Divorce is never easy, but it’s not just tough on the adults involved. A Michigan divorce can also have long-lasting or even lifetime effects on your kids, including behavioral or social issues and future trust issues within relationships. But kids are also resilient and bounce back when the proper support and understanding is given. The time frame and thoroughness of their healing is heavily dependent on how well you work together as parents even after the divorce. That includes how you behave during holidays. Your first instinct may be to rush out and buy them a pony to make sure they smile and are happy again. But this isn’t about you right now. So put down the classifieds, step away from the stable ads on Craigslist, and read through this gift-giving guide for divorced parents before making some common but potentially serious mistakes this holiday season.
Keep a United Front and Agree Upon a Non-Compete Clause
Parents love seeing their kids’ faces light up and knowing they’ve played the hero, especially when their quality time is split or limited. But there will be plenty of options to be an actual hero to your kids, so holidays and other gift-giving opportunities shouldn’t be included in that plan. Not only will it set a precedence that they can twist you around their pinky, but it can also humiliate or shame the other parent. So set a non-compete clause early and stick to it for the health and happiness of your kids.
Try to Plan and Coordinate Gifts
True happiness and the best memories don’t come in a box, but gifts should still be meaningful. This is especially the case when finances are tighter following a Michigan divorce. An easy way to ensure this happens is to listen to your kids, know their needs versus fleeting desires, and plan their gifts. Try coordinating gift ideas with your ex to see what can be done to cover the big things on the list without going into debt or stressing out over the holidays. That way, you can avoid wasting time and money by doubling up on gifts as well.
Avoid Dramatic Outbursts and Undermining the Ex
Gift-giving is often a personal experience, and as much as parents may try to compromise, disagreements and negative thoughts are bound to occur. Welcome to joint custody. However, post-divorce holidays need to be focused on the blessings and positive growth potential for the entire family, so try to avoid dramatic outbursts and undermining the ex. Yes, some of their gifts of choice may lack the common sense or age/maturity appropriateness you feel your kids need. But remember the other parent is trying too. So keep tempers in check and focus on the big picture.

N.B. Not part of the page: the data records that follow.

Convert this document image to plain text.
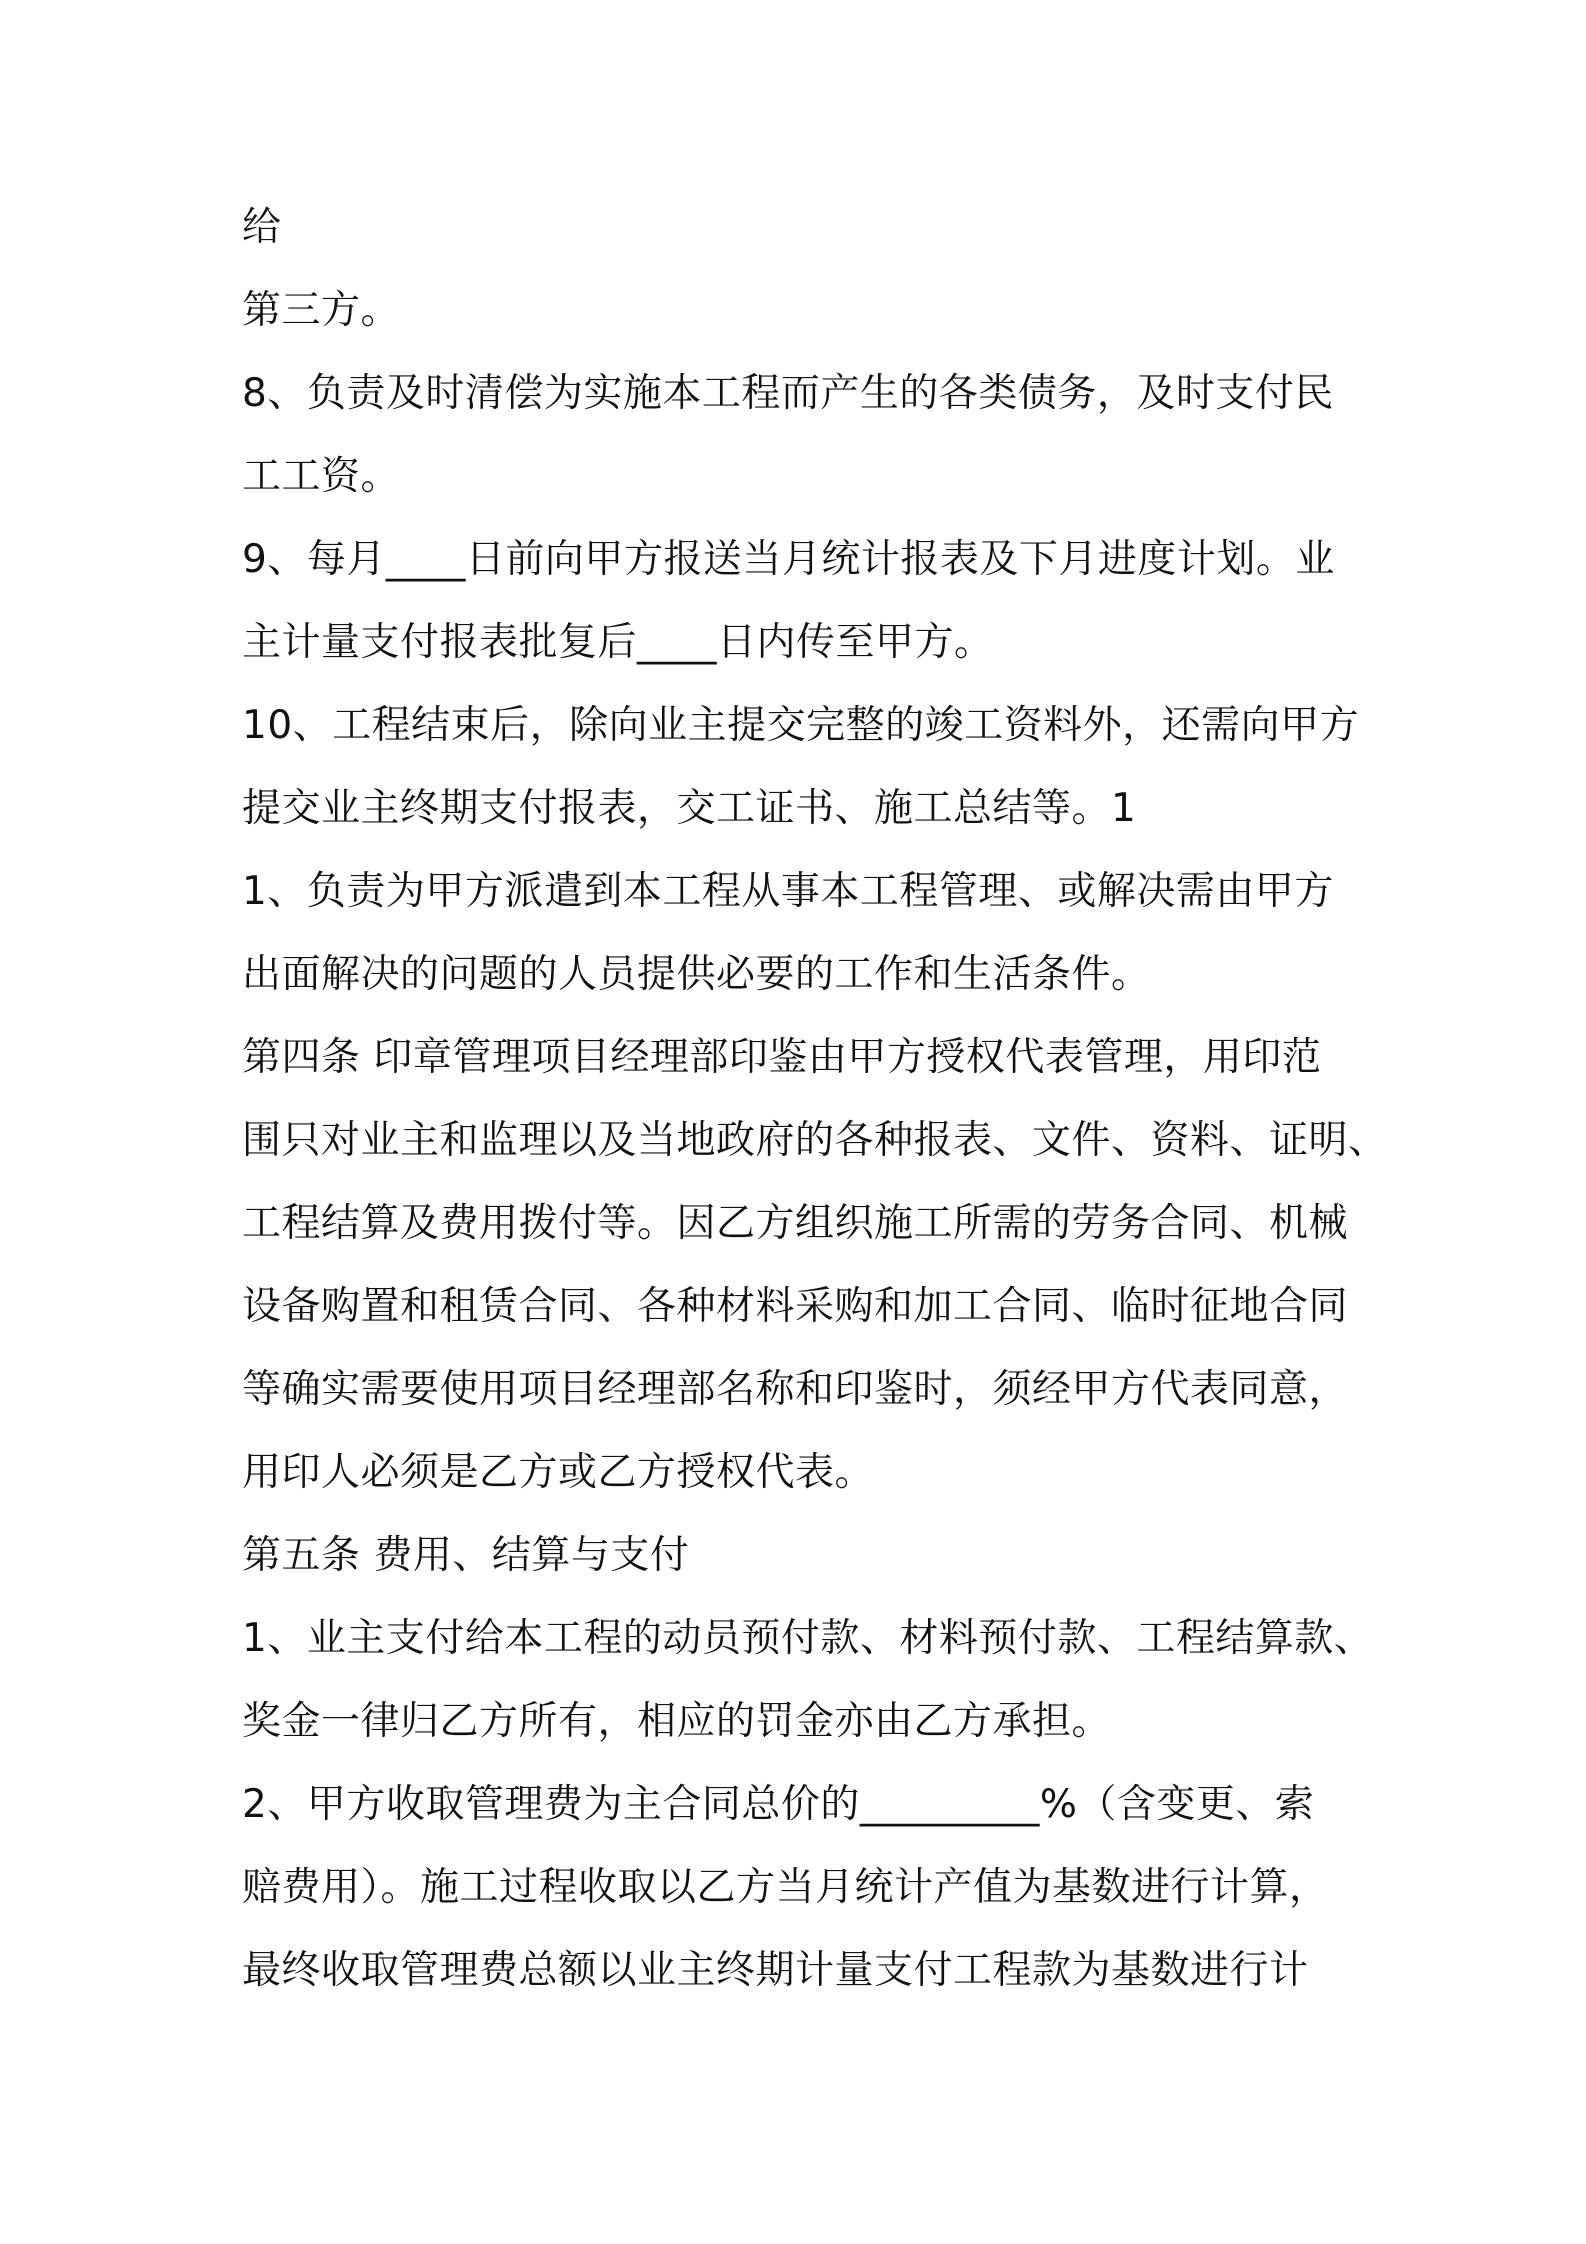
给
第三方。
8、负责及时清偿为实施本工程而产生的各类债务，及时支付民
工工资。
9、每月____日前向甲方报送当月统计报表及下月进度计划。业
主计量支付报表批复后____日内传至甲方。
10、工程结束后，除向业主提交完整的竣工资料外，还需向甲方
提交业主终期支付报表，交工证书、施工总结等。1
1、负责为甲方派遣到本工程从事本工程管理、或解决需由甲方
出面解决的问题的人员提供必要的工作和生活条件。
第四条 印章管理项目经理部印鉴由甲方授权代表管理，用印范
围只对业主和监理以及当地政府的各种报表、文件、资料、证明、
工程结算及费用拨付等。因乙方组织施工所需的劳务合同、机械
设备购置和租赁合同、各种材料采购和加工合同、临时征地合同
等确实需要使用项目经理部名称和印鉴时，须经甲方代表同意，
用印人必须是乙方或乙方授权代表。
第五条 费用、结算与支付
1、业主支付给本工程的动员预付款、材料预付款、工程结算款、
奖金一律归乙方所有，相应的罚金亦由乙方承担。
2、甲方收取管理费为主合同总价的_________%（含变更、索
赔费用）。施工过程收取以乙方当月统计产值为基数进行计算，
最终收取管理费总额以业主终期计量支付工程款为基数进行计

Help Your Kids Buy or Make Something Special for the Other Parent
Just because you’re not married anymore does not mean your ex loves the kids any less or deserves any less love in return from them. So discuss appropriate gift ideas with your kids if they’re old enough to make those decisions and discuss gift-giving options for each other with your ex if the kids are too young to suggest appropriate options. Just don’t be upset or resentful if your ex doesn’t return the favor. It’s about teaching your kids respect which can go a long way towards transforming a stressful Michigan divorce into a positive future for the entire family.